Die deutschen Jesuiten haben den Opfern sexueller Gewalt an ihren Schulen nun auch offiziell eine „Anerkennungszahlung“ angeboten. Die Offerte sei am Dienstag zunächst per E-Mail verschickt worden, Briefe sollen in den nächsten Tagen ankommen, sagte Ordenssprecher Thomas Busch in München.
Der Orden nennt das Angebot allerdings nicht Entschädigung, sondern „Anerkennungszahlung“. Das Leid der Opfer könne man finanziell nicht wiedergutmachen, sagte Busch. Die Betroffenen würden auch um Geduld gebeten. Die Umsetzung des Angebots solle in Abstimmung mit der Bischofskonferenz erfolgen.
Ordenssprecher Busch sagte, zuvor seien noch einige sozialrechtliche Modalitäten zu klären. So müsse sichergestellt werden, dass die freiwilligen Zahlungen ohne Abzüge den Empfängern zugute kämen. Über die auf Antrag gewährte Zuwendung solle „so niedrigschwellig und unbürokratisch wie möglich entschieden werden“.
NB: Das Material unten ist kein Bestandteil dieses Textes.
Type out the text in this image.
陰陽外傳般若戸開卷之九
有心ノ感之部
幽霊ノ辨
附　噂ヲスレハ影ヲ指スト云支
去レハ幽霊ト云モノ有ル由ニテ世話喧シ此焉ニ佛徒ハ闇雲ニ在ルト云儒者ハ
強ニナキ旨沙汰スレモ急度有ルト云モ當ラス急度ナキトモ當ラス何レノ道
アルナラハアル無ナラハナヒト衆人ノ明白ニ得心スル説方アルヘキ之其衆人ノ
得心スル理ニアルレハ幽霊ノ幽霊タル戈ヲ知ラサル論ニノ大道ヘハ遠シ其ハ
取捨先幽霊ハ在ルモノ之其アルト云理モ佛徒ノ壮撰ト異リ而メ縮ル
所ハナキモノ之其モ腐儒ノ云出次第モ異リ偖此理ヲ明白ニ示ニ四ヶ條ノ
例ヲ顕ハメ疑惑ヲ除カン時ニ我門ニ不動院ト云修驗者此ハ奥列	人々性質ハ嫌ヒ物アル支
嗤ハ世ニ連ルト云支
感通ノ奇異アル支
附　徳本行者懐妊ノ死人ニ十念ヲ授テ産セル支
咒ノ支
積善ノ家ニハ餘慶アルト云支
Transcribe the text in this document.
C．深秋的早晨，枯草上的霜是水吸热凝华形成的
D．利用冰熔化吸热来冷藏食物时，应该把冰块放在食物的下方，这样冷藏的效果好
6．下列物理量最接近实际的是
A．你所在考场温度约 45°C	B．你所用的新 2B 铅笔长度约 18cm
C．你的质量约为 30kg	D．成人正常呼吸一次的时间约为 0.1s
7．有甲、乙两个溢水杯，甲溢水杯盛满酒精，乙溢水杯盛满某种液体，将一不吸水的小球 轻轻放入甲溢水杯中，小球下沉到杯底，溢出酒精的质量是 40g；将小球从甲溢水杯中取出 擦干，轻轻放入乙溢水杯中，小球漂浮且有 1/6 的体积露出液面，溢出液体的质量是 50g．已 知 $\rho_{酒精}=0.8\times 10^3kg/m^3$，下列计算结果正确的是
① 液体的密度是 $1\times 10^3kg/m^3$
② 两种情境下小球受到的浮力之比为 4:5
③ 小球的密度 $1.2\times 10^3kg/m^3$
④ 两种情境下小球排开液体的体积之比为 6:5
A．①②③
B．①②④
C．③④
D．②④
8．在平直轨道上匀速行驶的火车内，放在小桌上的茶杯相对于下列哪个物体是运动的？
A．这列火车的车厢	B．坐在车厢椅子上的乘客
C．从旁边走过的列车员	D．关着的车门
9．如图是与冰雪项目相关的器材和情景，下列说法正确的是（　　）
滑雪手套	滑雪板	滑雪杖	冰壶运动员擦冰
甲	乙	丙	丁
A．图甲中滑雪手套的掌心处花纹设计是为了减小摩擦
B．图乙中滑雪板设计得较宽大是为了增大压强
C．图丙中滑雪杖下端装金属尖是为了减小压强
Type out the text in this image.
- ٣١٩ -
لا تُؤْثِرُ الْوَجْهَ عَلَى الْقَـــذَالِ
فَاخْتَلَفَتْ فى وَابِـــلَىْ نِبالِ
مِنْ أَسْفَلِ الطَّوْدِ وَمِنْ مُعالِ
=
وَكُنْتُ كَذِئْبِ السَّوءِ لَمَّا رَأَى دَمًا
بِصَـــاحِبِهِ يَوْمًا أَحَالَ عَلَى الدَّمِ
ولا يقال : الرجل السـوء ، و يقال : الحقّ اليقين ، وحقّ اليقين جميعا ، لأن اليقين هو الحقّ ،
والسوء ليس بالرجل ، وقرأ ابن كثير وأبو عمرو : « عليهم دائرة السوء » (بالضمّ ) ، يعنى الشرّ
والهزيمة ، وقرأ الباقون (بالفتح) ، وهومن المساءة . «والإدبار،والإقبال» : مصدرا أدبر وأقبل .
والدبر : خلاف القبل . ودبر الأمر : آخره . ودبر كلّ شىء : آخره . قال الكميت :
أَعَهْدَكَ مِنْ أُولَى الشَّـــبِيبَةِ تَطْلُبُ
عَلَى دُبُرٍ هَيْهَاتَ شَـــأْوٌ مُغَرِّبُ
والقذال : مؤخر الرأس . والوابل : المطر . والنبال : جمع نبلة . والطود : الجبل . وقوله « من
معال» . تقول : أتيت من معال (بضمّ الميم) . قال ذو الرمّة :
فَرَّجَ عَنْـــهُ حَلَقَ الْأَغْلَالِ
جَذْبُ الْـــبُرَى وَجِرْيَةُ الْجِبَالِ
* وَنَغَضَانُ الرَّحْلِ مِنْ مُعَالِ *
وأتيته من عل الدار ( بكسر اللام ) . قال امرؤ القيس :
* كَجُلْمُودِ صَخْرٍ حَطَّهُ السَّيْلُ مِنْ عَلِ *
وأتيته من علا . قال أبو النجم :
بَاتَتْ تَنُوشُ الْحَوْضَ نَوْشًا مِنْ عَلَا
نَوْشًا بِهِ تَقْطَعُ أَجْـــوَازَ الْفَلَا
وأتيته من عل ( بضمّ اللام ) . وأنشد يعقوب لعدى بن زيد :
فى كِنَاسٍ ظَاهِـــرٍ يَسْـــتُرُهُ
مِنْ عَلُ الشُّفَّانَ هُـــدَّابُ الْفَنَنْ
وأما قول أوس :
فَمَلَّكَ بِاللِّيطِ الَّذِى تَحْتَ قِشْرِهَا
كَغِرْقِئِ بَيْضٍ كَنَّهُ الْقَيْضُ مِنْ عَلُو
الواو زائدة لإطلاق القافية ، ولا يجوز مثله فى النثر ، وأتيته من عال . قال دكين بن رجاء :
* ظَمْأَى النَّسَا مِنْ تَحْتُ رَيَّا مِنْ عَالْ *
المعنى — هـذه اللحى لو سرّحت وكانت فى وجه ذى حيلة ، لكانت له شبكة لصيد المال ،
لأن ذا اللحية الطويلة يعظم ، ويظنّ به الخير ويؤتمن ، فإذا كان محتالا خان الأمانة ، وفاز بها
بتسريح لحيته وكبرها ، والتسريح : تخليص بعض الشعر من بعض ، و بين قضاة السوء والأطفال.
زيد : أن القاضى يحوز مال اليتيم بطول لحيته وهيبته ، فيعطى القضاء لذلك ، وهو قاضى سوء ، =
In dem Brief an die Opfer schreibt Provinzial Pater Stefan Kiechle einem Zeitungsbericht zufolge, er wisse, „dass eine solche Summe niemals das angetane Leid entschädigen kann“. Zugleich bittet er sie nochmals um Entschuldigung. Die Übergriffe erfüllten die Jesuiten „mit Scham und Abscheu und Entsetzen“. Der Orden habe „auch institutionell und in seinen Leitungspersonen versagt“.
Die Jesuiten haben bereits vor einem halben Jahr eine mittlere vierstellige pauschale Summe für jedes Missbrauchsopfer vorgeschlagen. Aus den Reihen der Geschädigten wurden dagegen 80.000 Euro als Sühneleistung gefordert. Die 5000 Euro orientieren sich an der Untergrenze dessen, was die österreichischen Bischöfe als Entschädigungszahlungen beschlossen haben. Das dort verwendete Stufenmodell wird in der katholischen Kirche in Deutschland nicht ins Auge gefasst.
Busch sagte, eine Zahlung von insgesamt einer Million Euro sei mit Blick auf die Leistungsfähigkeit seines Ordens ein „schmerzhafter Einschnitt“. Zugleich stellte er in Einzelfällen weitere Hilfen in Aussicht, etwa für benötigte weitere Therapien.
Der Missbrauch in Schulen des Ordens liegt zumeist mehr als 20 Jahre zurück. Öffentlich wurden die sexuellen Übergriffe auf Jungen an der Berliner Jesuitenschule Canisius-Kolleg Mitte Januar 2010. Das löste eine Lawine aus. Immer mehr verjährte Missbrauchsfälle an weiteren Jesuiten-Schulen, in kirchlichen Einrichtungen und auch an anderen Schulen kamen ans Licht. Die damaligen Jesuiten-Opfer sind heute zwischen 40 und 50 Jahre alt. Sie berichten, wie einige ihrer Lehrer ihnen einst beim Duschen zusahen, die Genitalien der Jugendlichen berührten oder sie zum Onanieren zwangen. Einige Schüler hatten den Mut, diese Übergriffe dem Orden zu melden. Doch der versetzte die Täter allenfalls und dachte nicht an Hilfe für die Opfer. Bei vielen Betroffenen blieb ein Gefühl von Wut und Ohnmacht zurück.